本連載では名刺管理アプリのSansanやAI(人工知能)教材の「atama+」など、スタートアップ企業がパーセプションをつくる事例を紹介してきた。だが大企業でもパーセプションを「つくる」ことで、新たな市場を創造できる。今回は発売9カ月で累計出荷数が38万個を超えた、資生堂が展開するメンズブランド「uno(ウーノ)」のヒット商品「男性用BBクリーム」成功の秘密を解き明かす。

資生堂はメンズブランド「uno(ウーノ)」の「男性用BBクリーム」を浸透させるために、「第一印象はつくれる」というパーセプションづくりを目指し、エンジニア向けイベントなどでスキンケア研修を実施した
資生堂はメンズブランド「uno(ウーノ)」の「男性用BBクリーム」を浸透させるために、「第一印象はつくれる」というパーセプションづくりを目指し、エンジニア向けイベントなどでスキンケア研修を実施した

 BBクリームとは、メーカーによって多少成分の違いはあるが、美容液やファンデーションなどの機能を兼ねたオール・イン・ワンの美容クリームのことだ。塗るだけでしみ、そばかす、目の下のくまなどをカバーし、肌をきれいに見せられる。女性の愛用者は多いが、国内では男性利用者がほとんどいなかった。

 従来はゼロに等しかった男性向けBBクリーム市場を切り開いたのが、unoのBBクリーム「uno フェイスカラークリエイター(以下、フェイスカラークリエイター)」だ。とはいえ、一足飛びに売れたわけではない。2019年3月の発売当初は一部のドラッグストアやECサイトなど、販売チャネルを限定していた。BBクリームはメイクという商品カテゴリーに属する商品。整髪料や洗顔料とは異なり、一般的な男性にはなじみが薄いと考え、全国展開は時期尚早と判断した。
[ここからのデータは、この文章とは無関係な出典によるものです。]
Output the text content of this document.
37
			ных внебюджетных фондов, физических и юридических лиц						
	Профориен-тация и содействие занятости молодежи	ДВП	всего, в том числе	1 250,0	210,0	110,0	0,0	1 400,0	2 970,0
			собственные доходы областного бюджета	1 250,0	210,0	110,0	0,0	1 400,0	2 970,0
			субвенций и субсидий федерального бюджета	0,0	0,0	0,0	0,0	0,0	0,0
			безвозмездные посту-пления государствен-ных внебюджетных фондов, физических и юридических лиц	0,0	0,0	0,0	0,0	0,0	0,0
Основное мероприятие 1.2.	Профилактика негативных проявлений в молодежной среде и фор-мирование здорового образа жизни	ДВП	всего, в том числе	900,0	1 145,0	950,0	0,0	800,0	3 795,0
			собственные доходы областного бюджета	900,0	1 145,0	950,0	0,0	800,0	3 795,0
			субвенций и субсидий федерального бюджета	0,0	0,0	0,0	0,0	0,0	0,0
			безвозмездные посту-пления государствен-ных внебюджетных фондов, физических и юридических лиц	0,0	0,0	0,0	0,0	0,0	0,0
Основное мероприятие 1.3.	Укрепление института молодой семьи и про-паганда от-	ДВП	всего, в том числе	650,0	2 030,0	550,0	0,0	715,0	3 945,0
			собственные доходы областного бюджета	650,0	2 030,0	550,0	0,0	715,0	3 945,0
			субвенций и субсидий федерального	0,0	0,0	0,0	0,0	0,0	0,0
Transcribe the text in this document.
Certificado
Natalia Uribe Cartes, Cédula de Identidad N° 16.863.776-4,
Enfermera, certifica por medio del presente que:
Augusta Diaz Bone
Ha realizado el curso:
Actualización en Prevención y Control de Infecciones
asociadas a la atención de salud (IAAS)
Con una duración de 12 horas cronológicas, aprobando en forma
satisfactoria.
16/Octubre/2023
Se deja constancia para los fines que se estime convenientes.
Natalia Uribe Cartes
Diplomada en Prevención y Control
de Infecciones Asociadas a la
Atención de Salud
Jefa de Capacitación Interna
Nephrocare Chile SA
unoの男性用BBクリーム「uno フェイスカラークリエイター」は、2019年3月の発売後、9カ月で累計出荷数が38万個を超えた
unoの男性用BBクリーム「uno フェイスカラークリエイター」は、2019年3月の発売後、9カ月で累計出荷数が38万個を超えた

 プロモーションでもマス広告を使わず、PRやデジタルを中心に展開していたが、想定を大幅に上回り、目標の3倍の売り上げとなった。そこで19年秋から全国に販路を広げ、冬にはテレビCMを含むマスプロモーションを展開。19年3月初旬~12月末日で出荷数は累計38万4000個に達した。

「第一印象はつくれる」というパーセプション

 資生堂ジャパンのメンズ・ヘア・ボディマーケティング部バイスプレジデントの佐藤小百里氏は「男性用メイク用品は、18年の秋冬にシャネルなどの高級ブランドが発売したのが先駆け。その流れはいずれ国内にも及ぶことは予想できた」と言う。しかし、日本国内での展開では、男性のメイクに対する認識が大きな壁となることが予想できた。

 発売に先駆けた調査では、「メイクは女性がすること、男性は恥ずかしくてできない」という意識が最も大きな心の障壁だと分かった。一方で、「どんなに服装や髪形に気を配っていても、顔色が悪かったりニキビ痕があったりする状態では自信が持てず、人に会いたくない」という意識を抱いていることが分かった。男性といえども「肌の状態を健康に保ち、第一印象を良くしたい」という気持ちが強いことが浮き上がってきた。そこでunoチームは「第一印象を良くしたい」という理想に対して、新たにメイクを解決策として提案することを決めた。

 最初に取り組んだのは、第一印象を良くする上で、服装や髪形を整えることよりも肌の状態が重要な理由や、スキンケアよりもメイクが最適というベネフィットの設定だ。導き出したのが、時間がかかるスキンケアに対してメイクは「速攻で良い印象をつくれる」というベネフィットだ。

 なぜなら、若い男性社会人、特に30代は自らのキャリアのステップアップのために資格取得の勉強をしたり、起業家セミナーに通ったり、心身を鍛えるためにジムへ行ったりなど、忙しい時間を割いて努力している様子がうかがえたからだ。だからこそ、時短で肌の見た目を整え、第一印象をつくれるメイクは需要が高いと考えられた。

 そこで、メイクによる最終的なベネフィットを仕事やプライベートの充実に設定し、「第一印象はつくれる」というパーセプションをつくることにした。それがプロダクトの「第一印象は、速攻つくれる」というメッセージにもつながる。これを引っ提げて、キャリアアップしたい人や就活生などにPRしたのだ。